The move caps an acquisitive streak by Salesforce and ends Slack's run as an independent publicly traded company
The New York Stock Exchange floor on the day of the initial public offering of Slack, the workplace collaboration company, in Manhattan, June 20, 2019. Salesforce on Tuesday, Dec. 1, 2020, said it would buy the workplace software company Slack for $27.7 billion in cash and stock, the latest in a wave of deals as the coronavirus pandemic boosts demand for tools that enable people to work remotely.
Image: Brittainy Newman/The New York Times
SAN FRANCISCO — Salesforce on Tuesday said it would buy the workplace software company Slack for $27.7 billion in cash and stock, the latest in a wave of deals as the coronavirus pandemic boosts demand for tools that enable people to work remotely.
If completed, the acquisition would mark the end of Slack’s brief run as an independent publicly traded company — it went public in mid-2019 — and cap an acquisitive streak by Salesforce with its largest deal since it was founded 21 years ago.
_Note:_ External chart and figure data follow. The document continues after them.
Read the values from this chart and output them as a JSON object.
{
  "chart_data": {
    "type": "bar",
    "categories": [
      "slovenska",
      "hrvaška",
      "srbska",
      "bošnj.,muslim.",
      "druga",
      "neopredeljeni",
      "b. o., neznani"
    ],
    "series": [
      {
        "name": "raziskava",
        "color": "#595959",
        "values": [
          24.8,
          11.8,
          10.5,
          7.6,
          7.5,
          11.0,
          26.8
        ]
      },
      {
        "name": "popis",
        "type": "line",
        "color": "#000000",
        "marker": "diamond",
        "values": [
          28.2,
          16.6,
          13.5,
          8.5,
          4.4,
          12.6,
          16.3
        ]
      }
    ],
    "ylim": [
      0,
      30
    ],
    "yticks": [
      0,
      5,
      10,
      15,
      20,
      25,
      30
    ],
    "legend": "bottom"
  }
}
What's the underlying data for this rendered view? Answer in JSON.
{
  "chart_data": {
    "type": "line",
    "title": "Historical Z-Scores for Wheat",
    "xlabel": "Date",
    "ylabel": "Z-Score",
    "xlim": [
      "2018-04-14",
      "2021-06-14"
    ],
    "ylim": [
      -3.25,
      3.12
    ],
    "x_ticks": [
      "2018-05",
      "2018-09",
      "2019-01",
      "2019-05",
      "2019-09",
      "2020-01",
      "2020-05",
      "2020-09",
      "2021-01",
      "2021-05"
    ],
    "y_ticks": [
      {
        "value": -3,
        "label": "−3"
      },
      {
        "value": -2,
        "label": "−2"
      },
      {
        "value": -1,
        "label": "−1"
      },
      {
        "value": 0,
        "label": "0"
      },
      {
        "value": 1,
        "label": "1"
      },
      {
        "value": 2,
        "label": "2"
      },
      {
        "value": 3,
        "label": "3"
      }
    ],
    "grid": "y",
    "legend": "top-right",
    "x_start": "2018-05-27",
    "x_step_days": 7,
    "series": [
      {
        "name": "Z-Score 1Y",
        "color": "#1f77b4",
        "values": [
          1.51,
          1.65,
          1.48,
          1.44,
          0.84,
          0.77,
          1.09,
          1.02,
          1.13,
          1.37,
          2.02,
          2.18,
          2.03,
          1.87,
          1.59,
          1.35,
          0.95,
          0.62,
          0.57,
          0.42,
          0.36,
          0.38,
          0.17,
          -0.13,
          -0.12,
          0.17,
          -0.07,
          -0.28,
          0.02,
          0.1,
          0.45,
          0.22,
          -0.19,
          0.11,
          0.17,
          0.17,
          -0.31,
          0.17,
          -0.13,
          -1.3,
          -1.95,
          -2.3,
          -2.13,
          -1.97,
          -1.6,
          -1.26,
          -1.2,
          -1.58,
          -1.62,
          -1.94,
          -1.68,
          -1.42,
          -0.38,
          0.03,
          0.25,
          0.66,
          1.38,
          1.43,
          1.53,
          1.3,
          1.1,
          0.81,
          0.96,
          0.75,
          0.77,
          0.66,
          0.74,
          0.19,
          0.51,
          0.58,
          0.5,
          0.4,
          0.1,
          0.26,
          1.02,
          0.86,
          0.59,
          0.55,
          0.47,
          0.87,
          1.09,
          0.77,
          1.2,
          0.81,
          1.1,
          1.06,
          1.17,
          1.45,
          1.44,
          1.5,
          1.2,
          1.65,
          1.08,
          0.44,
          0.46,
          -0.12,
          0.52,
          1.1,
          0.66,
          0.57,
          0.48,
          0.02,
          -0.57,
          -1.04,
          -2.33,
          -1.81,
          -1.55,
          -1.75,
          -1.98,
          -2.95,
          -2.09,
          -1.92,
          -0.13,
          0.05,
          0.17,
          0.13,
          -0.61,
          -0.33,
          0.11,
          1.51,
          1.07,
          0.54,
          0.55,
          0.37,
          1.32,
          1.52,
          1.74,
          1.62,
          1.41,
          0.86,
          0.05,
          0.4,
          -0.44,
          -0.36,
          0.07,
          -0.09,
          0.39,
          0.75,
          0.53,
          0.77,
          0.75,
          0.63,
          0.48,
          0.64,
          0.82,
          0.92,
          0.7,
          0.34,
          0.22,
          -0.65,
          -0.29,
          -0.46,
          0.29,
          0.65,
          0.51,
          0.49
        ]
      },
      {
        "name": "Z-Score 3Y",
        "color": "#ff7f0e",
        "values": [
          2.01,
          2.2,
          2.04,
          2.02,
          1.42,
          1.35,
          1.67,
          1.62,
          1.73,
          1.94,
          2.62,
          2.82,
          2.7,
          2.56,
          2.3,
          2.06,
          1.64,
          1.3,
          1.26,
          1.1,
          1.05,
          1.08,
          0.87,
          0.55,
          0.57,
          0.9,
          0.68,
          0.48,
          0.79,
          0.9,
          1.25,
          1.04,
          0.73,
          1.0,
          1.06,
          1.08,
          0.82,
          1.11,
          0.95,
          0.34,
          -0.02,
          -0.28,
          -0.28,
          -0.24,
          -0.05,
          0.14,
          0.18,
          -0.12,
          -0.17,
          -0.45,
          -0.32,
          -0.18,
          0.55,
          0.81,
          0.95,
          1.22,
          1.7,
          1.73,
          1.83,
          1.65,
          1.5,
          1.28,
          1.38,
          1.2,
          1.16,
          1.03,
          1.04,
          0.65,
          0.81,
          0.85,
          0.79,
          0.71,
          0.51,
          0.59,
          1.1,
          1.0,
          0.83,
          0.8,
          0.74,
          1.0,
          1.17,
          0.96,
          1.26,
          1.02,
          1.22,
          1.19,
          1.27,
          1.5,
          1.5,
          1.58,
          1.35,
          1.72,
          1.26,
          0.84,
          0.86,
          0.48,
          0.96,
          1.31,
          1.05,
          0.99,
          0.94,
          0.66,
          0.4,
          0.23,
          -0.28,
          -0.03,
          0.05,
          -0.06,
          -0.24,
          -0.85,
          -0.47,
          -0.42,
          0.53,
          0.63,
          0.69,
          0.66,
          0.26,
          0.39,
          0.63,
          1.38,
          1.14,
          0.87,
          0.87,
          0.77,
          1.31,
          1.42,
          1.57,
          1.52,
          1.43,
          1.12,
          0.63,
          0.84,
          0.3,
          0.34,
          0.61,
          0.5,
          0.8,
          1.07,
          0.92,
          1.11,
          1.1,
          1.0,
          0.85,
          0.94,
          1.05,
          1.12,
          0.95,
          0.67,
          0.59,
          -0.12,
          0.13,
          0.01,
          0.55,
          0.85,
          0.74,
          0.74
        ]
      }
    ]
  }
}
The deal is the biggest bet among a recent spate of acquisitions made by tech companies to capitalize on the shift to remote work. Adobe last month said it planned to acquire the workforce management software company Workfront for $1.5 billion. In July, Atlassian, which sells tools for developers and project management, said it would buy the enterprise services business Mindville for an undisclosed amount.
Other firms focused on workplace collaboration products, including Airtable, Asana, Box, DocuSign, Dropbox and Smartsheet, may also be potential targets as highly valued software companies look to roll up the fragmented market for collaboration tools.
The Salesforce deal for Slack shows how competitive the software market has become, said Logan Purk, a senior analyst with financial advisory firm Edward Jones. Without a “game-changing product” and a lot of capital, he said, “you’re going to get swallowed up or you’re going to fail.”